In the modern economy, used machinery and other used equipment are often more valuable as scrap than in their present forms due to rapid technological changes, economic changes, & disinflation, resulting from technology & globalization- while product inventories quickly lose value due to technology’s & globalization’s influences on disinflation, making new products nearly as inexpensive as are aged or excess products.

In the digital age, goodwill, existing direct to consumer distribution, cash flows, & IP, may be the best forms of (non-real estate) business loan collateral- versus machinery, equipment, existing wholesale distribution channels, & inventory.

Things once considered to be tried-and-true & measurable loan security- are no longer that, at all.

Non-Performing Mortgage Loans- by: NEIL SISKIND

Non-Performing Mortgage Loans

Non-performing loans, or NPLs, have, historically, referred to mortgage notes. NPL investors can buy one NPL, or, more often, a portfolio of NPLs from a lender.

Banks, which historically were the main source of mortgages, sell portfolios of NPLs b/c banks are not in the business of managing real estate. Loans in default are best monetized early-on, when a portion of the principal can be realized w/o the bank going through the foreclosure process & then selling the property.

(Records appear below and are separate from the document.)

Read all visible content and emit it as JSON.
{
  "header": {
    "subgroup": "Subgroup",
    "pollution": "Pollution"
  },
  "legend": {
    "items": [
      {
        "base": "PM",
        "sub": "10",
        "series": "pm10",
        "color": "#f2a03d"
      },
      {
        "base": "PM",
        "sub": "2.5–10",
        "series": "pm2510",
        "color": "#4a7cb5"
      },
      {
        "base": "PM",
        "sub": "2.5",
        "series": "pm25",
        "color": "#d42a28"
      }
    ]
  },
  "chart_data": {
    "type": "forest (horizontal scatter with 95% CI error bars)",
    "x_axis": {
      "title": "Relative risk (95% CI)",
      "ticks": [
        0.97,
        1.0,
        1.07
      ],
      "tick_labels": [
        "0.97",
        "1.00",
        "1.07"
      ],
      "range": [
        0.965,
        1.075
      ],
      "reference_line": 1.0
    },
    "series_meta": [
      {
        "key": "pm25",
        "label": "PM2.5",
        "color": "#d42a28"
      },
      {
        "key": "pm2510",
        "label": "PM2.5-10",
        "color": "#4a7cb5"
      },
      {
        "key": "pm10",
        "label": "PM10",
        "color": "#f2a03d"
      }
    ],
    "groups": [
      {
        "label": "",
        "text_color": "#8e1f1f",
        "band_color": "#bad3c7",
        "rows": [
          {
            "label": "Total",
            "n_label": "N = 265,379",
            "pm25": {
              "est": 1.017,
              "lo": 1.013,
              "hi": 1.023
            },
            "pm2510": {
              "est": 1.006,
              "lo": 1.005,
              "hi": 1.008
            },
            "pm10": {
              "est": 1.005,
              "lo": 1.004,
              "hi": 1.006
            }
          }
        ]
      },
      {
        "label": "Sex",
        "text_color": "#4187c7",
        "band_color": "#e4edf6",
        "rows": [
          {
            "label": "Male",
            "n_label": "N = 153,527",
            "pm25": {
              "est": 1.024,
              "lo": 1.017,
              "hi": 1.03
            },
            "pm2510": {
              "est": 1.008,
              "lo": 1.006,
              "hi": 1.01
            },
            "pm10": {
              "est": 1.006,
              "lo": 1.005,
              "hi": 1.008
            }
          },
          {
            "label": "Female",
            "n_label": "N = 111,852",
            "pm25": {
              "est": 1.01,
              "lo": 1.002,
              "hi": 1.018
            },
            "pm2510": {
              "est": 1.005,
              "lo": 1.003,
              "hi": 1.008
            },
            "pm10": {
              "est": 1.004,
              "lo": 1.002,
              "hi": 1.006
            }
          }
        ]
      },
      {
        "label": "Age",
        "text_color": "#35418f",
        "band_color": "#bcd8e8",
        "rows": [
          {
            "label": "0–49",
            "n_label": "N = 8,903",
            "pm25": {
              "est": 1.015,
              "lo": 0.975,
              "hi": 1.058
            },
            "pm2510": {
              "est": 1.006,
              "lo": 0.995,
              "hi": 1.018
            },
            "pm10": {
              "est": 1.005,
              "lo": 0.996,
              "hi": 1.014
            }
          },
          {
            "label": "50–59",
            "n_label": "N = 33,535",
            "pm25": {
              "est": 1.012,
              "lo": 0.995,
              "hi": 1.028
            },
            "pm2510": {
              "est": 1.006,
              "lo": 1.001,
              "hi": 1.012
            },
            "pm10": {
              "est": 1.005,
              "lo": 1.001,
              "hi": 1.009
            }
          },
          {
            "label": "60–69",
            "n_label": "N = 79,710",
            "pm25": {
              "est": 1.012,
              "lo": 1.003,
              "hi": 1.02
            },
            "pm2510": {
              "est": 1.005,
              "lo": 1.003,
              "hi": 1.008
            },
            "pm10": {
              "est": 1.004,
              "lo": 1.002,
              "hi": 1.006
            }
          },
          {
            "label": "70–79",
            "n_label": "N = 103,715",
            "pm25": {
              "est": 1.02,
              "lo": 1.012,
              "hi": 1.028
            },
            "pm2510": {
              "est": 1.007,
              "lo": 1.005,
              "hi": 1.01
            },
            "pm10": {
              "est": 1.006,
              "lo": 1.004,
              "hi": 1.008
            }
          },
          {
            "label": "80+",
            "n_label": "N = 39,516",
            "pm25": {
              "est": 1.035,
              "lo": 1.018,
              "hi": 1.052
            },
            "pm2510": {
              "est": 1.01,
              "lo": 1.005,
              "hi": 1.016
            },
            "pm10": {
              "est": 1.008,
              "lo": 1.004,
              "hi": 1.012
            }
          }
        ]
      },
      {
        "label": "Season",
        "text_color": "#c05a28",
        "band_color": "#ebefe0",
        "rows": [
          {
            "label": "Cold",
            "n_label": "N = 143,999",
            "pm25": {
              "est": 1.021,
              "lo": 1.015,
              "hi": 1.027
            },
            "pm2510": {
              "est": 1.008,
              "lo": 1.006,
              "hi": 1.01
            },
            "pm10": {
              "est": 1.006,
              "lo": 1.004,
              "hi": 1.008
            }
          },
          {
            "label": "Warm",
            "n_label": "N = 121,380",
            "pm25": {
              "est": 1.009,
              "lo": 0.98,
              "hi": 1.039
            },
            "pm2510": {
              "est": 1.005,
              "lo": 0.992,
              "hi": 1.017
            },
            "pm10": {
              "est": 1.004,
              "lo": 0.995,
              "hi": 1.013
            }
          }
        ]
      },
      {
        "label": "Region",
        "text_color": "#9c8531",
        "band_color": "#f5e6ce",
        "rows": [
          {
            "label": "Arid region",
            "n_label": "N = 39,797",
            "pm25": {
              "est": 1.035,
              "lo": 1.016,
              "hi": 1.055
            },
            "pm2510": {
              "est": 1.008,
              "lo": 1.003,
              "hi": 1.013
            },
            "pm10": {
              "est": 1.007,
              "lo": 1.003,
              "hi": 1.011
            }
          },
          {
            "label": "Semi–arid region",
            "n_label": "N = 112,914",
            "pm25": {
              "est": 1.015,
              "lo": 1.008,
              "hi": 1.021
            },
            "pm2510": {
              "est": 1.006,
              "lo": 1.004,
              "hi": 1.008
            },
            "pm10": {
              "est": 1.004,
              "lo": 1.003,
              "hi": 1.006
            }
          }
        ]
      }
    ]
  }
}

But, more than half of all mortgages issued last year came from non-bank lenders, up from 9 % in 2009, so, NPL portfolios will be available from such lenders in the future (both of mortgage & business NPLs).

Investors in NPLs have 1 of 2 goals, depending on the investor: (i) Purchase the loan at a discount-to-principal, then work w/ the borrower to restructure the loan so that the borrower can perform- b/c the loan was bought at a discount to principal, the interest rate can be rather favorable to the investor; or (ii) foreclose & take back the property at auction.

If a portfolio of NPLs is bought, some mortgage loans will end up one way, some will end up the other. Investors should have a plan when buying an NPL, but, also be flexible on options to maximize ROI and/or yield.

Unsecured Debt & Unsecured Credit- By: NEIL SISKIND

Unsecured Debt & Unsecured Credit

Unsecured debt and credit means debts and obligations where the creditor has no security for credit extended to the debtor, beyond the ability to obtain a judgment on the debtor. No particular asset can be secured, or foreclosed on, or seized upon default to pay the outstanding debt. But- such a creditor can get a judgment on a debtor (whether the debtor be a legal entity or an individual), and then freeze, seize, and/or sell the debtor’s assets (and put liens and garnishments on income) to pay the debt.

Unsecured debt includes trade receivables for products and services provided to other businesses; trade receivables for products or services provided to consumers; bills for medical services for people without insurance who visit emergency rooms; medical services not covered by insurance that are not paid for at the time of service; bad checks that don’t clear; lawsuit judgments; past due rent that results in eviction; unpaid utility bills.

Unsecured credit includes personal loans without collateral, and credit provided and received through credit cards.